Court rules judge correct to dismiss cold-medicine suit
Posted on Tuesday, January 6, 2009
A lawsuit brought by 20 Arkansas counties against manufacturers and wholesalers of over-the-counter cold and allergy medications whose ingredients are used to make methamphetamine was properly dismissed by U.S. District Judge Bill Wilson Jr., a federal appeals court said Monday.
The lawsuit, led by Independence County, was filed in that county's circuit court in April 2007, and was later transferred to federal court.
It sought monetary damages to recoup costs the counties have spent on the societal effects of methamphetamine production. The costs cited were for law-enforcement efforts to find and shut down meth labs; the housing in jail of users, dealers and manufacturers; the treatment of addicts; providing treatment and housing for the children of people arrested on meth charges; and the treatment of victims of exposure to the illegal drug's production.
Asserting that methamphetamine cannot be manufactured without either ephedrine or pseudoephedrine, which are common ingredients in cold medicines, the lawsuit alleged that the companies marketed and sold their products in Arkansas, knowing the products were being used illegally to make meth.
In 2006, Arkansas ranked 10th in the nation in the number of methamphetamine users it treated, according to a federal study.
The suit also alleged that the companies, including Pfizer Inc., PDK Labs Inc., Warner Lambert Co.; Johnson & Johnson; and Perrigo Co., as well as a host of unidentified companies, knowingly sold far more than the amount of the drugs necessary for legitimate purposes.
Independence County asked every one of the state's 75 counties to join in the suit, but many declined, citing the expense of litigation and the unusual tactic of suing over products that are legally made and sold, when other legally distributed products are also subject to being misused.
Wilson dismissed the case last year based solely on the legal arguments in written briefs.
In a 19-page opinion written by U.S. Circuit Judge William Jay Riley of Omaha, Neb., a three-judge panel of the 8th U.S. Circuit Court of Appeals, based in St. Louis, considered the plaintiffs' claims of unjust enrichment, violations of the Arkansas Deceptive Trade Practices Act, violations of nuisance laws, and the Arkansas crime victims' civil liability statute.
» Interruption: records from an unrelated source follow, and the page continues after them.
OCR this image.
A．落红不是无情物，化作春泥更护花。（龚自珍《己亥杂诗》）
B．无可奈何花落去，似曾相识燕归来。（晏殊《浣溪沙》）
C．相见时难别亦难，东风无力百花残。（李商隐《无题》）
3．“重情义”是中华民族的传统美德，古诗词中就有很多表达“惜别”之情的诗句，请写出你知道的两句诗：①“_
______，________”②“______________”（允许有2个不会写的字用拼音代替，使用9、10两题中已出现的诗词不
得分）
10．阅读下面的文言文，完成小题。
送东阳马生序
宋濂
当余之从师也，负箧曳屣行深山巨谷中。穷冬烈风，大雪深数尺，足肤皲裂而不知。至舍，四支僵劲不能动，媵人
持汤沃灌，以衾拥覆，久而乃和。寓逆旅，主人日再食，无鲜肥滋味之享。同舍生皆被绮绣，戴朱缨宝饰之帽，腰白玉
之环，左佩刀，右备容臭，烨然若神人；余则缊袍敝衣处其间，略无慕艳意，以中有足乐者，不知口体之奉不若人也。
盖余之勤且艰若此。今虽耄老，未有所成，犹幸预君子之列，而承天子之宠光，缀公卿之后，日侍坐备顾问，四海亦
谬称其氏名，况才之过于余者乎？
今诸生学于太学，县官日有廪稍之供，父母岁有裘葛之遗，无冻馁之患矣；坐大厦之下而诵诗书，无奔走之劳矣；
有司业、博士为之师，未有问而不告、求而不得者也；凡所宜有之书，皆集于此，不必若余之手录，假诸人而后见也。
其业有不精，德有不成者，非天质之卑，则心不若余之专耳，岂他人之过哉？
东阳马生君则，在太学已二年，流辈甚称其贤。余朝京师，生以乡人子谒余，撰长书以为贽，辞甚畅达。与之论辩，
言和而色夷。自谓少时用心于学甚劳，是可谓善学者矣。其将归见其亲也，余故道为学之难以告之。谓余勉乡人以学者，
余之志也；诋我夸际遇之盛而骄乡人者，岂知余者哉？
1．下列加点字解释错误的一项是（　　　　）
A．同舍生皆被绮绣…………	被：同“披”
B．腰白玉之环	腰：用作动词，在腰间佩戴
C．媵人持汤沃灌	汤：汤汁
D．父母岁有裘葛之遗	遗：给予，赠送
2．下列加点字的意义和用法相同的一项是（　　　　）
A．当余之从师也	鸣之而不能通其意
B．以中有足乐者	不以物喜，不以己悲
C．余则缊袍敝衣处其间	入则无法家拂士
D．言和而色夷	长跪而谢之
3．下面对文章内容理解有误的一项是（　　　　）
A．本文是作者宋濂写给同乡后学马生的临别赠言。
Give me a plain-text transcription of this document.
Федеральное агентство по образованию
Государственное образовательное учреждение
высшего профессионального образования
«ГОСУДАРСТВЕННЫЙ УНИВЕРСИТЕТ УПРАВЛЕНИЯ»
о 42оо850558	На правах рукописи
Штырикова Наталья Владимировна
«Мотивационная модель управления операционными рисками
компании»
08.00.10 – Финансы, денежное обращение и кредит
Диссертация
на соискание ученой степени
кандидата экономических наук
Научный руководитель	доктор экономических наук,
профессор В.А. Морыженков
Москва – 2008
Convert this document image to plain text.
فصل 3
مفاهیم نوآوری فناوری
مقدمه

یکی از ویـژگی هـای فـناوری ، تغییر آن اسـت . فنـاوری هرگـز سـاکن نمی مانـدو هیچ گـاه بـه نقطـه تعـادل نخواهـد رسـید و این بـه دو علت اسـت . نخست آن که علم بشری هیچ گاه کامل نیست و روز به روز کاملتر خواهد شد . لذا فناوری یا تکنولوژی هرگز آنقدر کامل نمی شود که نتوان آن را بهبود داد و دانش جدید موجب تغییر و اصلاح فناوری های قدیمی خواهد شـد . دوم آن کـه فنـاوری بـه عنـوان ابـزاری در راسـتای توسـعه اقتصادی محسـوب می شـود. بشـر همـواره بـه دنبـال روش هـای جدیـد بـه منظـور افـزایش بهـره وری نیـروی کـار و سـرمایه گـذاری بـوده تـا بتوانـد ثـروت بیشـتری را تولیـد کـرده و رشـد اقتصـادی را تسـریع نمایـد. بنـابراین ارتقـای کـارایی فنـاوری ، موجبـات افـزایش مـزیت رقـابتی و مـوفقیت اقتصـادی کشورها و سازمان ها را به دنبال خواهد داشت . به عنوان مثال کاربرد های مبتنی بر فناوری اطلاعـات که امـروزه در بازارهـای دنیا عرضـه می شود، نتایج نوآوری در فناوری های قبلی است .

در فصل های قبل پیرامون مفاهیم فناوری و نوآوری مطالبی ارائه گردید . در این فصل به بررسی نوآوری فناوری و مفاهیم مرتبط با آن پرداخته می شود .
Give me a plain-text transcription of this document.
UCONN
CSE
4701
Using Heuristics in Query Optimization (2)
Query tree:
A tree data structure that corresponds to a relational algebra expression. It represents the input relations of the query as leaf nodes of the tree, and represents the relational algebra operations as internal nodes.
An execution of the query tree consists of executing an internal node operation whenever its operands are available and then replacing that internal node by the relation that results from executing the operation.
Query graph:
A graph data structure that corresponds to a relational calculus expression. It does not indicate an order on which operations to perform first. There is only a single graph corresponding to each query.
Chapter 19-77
The appellate panel, which included U.S. circuit judges David Hansen and Michael J. Melloy, both of Cedar Rapids, Iowa, noted that neither the Arkansas Supreme Court, nor any other court, has addressed the issue of whether the manufacturers should be held responsible for the societal costs.
Applying Arkansas law, the panel noted that the counties didn't actually provide the services in question, and "the circumstances connecting the sales of cold medication to the provision of these government services are simply too attenuated" to prove an implied contract existed and then justify a claim of unjust enrichment.
The panel found that the other three claims also failed as a result of an inability to prove legal causation under Arkansas law.
"The counties cite no case, federal or state, that recognizes a cause of action available to a government entity to recover against pharmaceutical manufacturers for the legal sale of products containing pseudoephedrine based on the subsequent use of the product in the manufacture of methamphetamine," the panel said.